Anfang der 1960er Jahre war der Beginn der Solidarität mit den Armen und Unterdrückten stark politisch besetzt. Mit dem Buch „Die Verdammten dieser Erde“ leitete Frantz Fanon die Algerien-Hilfe1) ein. 20 Jahre später wurden die Früchte aus Südafrika boykottiert und der faire Handel wurde Bestandteil der Wirtschaft. Heute gestalten Nordrhein-Westfalen und Ghana interkommunale Entwicklungshilfe2).
Entwicklungspolitik heute
Ein Jahr Dirk Niebel ist nach einem Antrag des Bundesarbeitsgemeinschaft Nord-Süd der Grünen „ein Jahr Rugby im Porzellanladen“. Thilo Hoppe, stellvertretender Vorsitzender des Entwicklungshilfeausschusses des Bundestags und Sprecher für Welternährung von Bündnis90/Die Grünen wollte auf dem zweiten Tag des entwicklungspolitischen Forums der Heinrich-Böll-Stiftung die Bilanz differenzierter gestalten. Die Reform der Entwicklungshilfe mit der Neugründung der Deutschen Gesellschaft für Internationale Zusammenarbeit (GIZ)3) gehe in die richtige Richtung, überwinde aber nicht die Trennung zwischen finanzieller und technischer Zusammenarbeit. Im Bundesministerium für Entwicklung und wirtschaftliche Zusammenarbeit (BMZ) sei auch ein Plus in punkto Kohärenz zu verzeichnen, dass Projekte auf eventuelle negative Wirkungen im sozialen und Umweltbereich untersucht werden.

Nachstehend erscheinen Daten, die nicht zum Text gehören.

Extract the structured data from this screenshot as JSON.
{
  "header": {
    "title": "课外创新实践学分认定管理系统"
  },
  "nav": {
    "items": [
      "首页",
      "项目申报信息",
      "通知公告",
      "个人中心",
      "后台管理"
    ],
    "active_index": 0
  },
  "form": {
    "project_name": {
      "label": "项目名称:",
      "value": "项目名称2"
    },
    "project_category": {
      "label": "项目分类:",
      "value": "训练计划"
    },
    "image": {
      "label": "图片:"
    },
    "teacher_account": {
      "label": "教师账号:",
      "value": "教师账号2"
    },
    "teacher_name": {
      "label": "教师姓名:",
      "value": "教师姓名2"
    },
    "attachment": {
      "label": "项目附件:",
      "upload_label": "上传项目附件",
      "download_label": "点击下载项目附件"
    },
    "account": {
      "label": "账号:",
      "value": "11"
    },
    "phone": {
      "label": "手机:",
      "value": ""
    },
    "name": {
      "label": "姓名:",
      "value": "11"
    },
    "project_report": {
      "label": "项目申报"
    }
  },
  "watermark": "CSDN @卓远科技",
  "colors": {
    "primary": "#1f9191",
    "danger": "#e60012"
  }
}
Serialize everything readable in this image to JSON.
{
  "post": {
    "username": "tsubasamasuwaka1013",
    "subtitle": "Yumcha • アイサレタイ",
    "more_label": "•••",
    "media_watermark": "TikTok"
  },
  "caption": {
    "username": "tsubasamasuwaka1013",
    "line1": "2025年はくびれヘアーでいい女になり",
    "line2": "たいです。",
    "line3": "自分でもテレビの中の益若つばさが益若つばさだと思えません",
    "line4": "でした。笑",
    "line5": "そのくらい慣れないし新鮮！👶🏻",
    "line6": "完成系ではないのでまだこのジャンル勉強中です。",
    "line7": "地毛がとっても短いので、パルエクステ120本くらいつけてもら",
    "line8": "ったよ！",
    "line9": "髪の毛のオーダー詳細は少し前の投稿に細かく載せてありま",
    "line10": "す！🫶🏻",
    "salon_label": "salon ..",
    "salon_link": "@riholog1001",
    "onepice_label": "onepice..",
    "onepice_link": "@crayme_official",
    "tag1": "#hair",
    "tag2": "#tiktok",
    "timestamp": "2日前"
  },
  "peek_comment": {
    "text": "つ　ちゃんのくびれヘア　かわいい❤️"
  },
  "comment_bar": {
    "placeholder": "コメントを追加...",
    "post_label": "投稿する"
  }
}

Auf der Negativseite der schwarz-gelben Entwicklungspolitik verbuchte Hoppe, dass das Versprechen der 0,7-Prozent-Marke des Nationaleinkommens zur Entwicklungshilfe weit verfehlt bleibt, obwohl sowohl die Bundeskanzlerin als auch Niebel in Form der „Behauptungstheologie“ sich auf dem richtigen Weg wähnten. Nach Ansicht Hoppes verabschiede sich die Bundesregierung auch aus multilateralen Verpflichtungen und ersetze sie durch wirtschaftsfördernde bilaterale Beziehungen.
Die U-Bahn von Ho Chi Minh Stadt
Wie unscharf die Grenzen in der Entwicklungspolitik heute verlaufen zeigt das Beispiel des U-Bahn-Baus in Ho Chi Minh Stadt. Siemens hat den Zuschlag erhalten, weil die Kreditanstalt für Wiederaufbau die Differenz zum günstigsten Angebot der vietnamesischen Ausschreibung als Wirtschaftsförderung übernommen hat, so Hoppe. Das sei nicht nur marktverzerrend, sondern zugleich unverschämt, weil diese Gelder dem Etat der öffentlichen Entwicklungshilfe angerechnet werden.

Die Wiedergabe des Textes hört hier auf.